Kecewa Kinerja Kades, Masyarakat Semaya Gelar Unjuk Rasa

 

Lombok Timur SR – Ketidakpuasan dengan pelayanan dan kinerja Kades beserta jajaran perangkat desa, masyarakat Desa Semaya gelar unjuk rasa didepan kantor Desa Semaya kecamatan Sikur, Senin (16/12).
“Masyarakat sudah tidak percaya lagi kepada Kepala Desa Semaya, Masriadi beserta jajarannya. Warga menuntut kades untuk mundur dari jabatannya, termasuk Kepala Dusun Semaya Barat dan Timur harus diganti,” ungkap Koordinator Aksi Ibrahim.
Ibrahim juga menyampaikan dalam orasinya bahwa dalam kepemimpinan kepala kesa sudah banyak masyarakat kecewa, dan tidak puas dengan kepemimpinan kades tersebut.
Sedangkan orator aksi lainya, Rahim menyampaikan kami menuntut dan mendesak kades agar turun dari jabatannya dan kami minta untuk segera menggantikan Kadus Semaya Barat dan Timur, kemudiam berhentikan BPD yang dinilai tidak memihak kepada masyarakat namun lebih peduli terhadap keluarganya. Seperti realisasi sertifikat tanah dari program pemerintah yakni Pendaftaran Tanah Siatematis Lengkap (PTSL) tahun 2019 serta mengembalikan uang masyarakat untuk pembuatan sertifikat pada tahun 2018.

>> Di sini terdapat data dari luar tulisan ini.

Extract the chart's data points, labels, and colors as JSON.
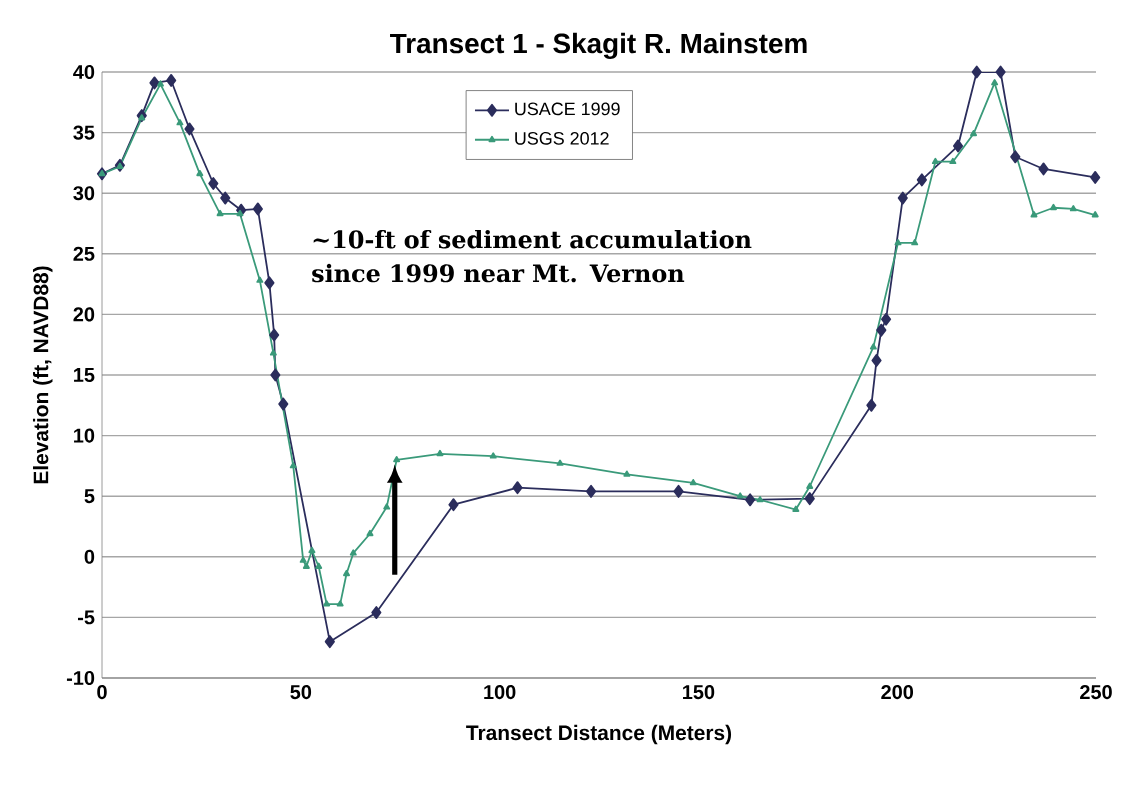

“Menuntut realisasi Rumah Tidak Layak Huni (RTLH) yang dinilai oleh masyarakat tidak secara merata. Kemudian masalah transparansi dalam menjalankan program Desa Semaya juga kita pertanyakan,”bebernya.

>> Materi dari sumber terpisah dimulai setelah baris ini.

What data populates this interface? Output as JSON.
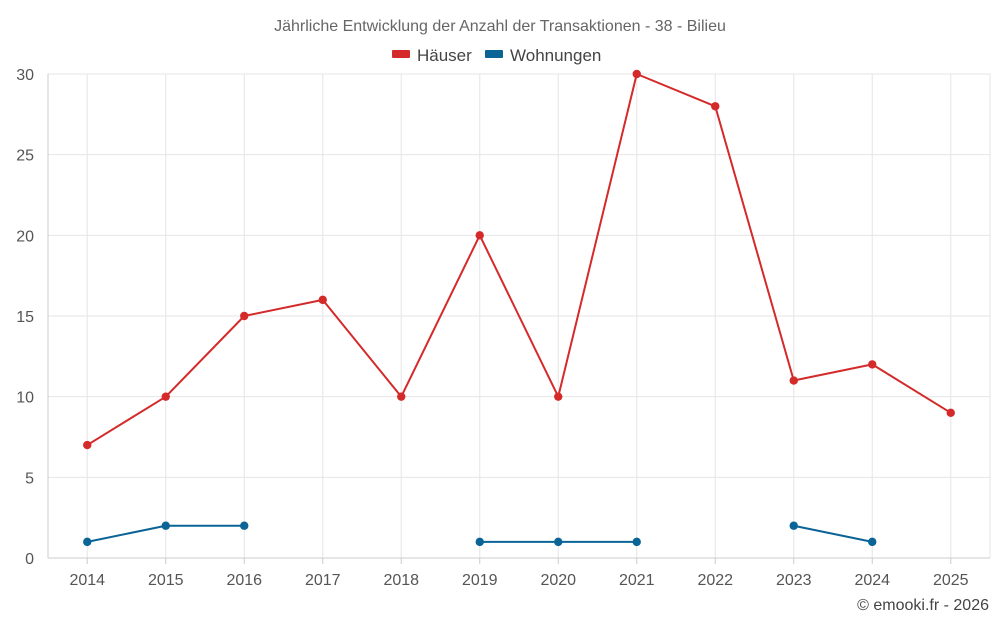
{
  "chart_data": {
    "type": "line",
    "title": "Jährliche Entwicklung der Anzahl der Transaktionen - 38 - Bilieu",
    "xlabel": "",
    "ylabel": "",
    "categories": [
      "2014",
      "2015",
      "2016",
      "2017",
      "2018",
      "2019",
      "2020",
      "2021",
      "2022",
      "2023",
      "2024",
      "2025"
    ],
    "ylim": [
      0,
      30
    ],
    "yticks": [
      0,
      5,
      10,
      15,
      20,
      25,
      30
    ],
    "grid": true,
    "legend_position": "top-center",
    "series": [
      {
        "name": "Häuser",
        "color": "#d42a2a",
        "values": [
          7,
          10,
          15,
          16,
          10,
          20,
          10,
          30,
          28,
          11,
          12,
          9
        ]
      },
      {
        "name": "Wohnungen",
        "color": "#0a6496",
        "values": [
          1,
          2,
          2,
          null,
          null,
          1,
          1,
          1,
          null,
          2,
          1,
          null
        ]
      }
    ]
  },
  "credit": "© emooki.fr - 2026"
}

Kades Semaya, Masriadi menemui para pengunjuk rasa dan menyampaikan bahwa untuk pemberhentian kadus tentunya ada mekanisme dan tata caranya.
Diantaranta ‎meninggal dunia, permintaan sendiri, Diberhentikan karena usia genap 60 tahu, terpidana, berhalangan tetap, melanggar larangan sebagai perangkat desa, Kemudian ‎diajukan secara tertulis, bisa usulkan ke camat dan akan kaji.
“Jadi tidak bisa main pecat sembarangnya ada tata caranya,” tegas Kades dihadapan massa.
Namun apa yang disampaikan Kades tersebut tidak didengarkan, bahkan mayarakat menuntut agar apa yang menjadi tuntutannya direalisasikan.
Sedangkan Camat Sikur, M. Saleh mengatakan sebenarnya tuntutan massa adalah pergantian kadus, akan tapi melebar ke penuntutan mundur kades.
“Silahkan saja menyampaikan aspirasi dengan santun sepanjang tidak menganggu pelayanan,” tegasnya.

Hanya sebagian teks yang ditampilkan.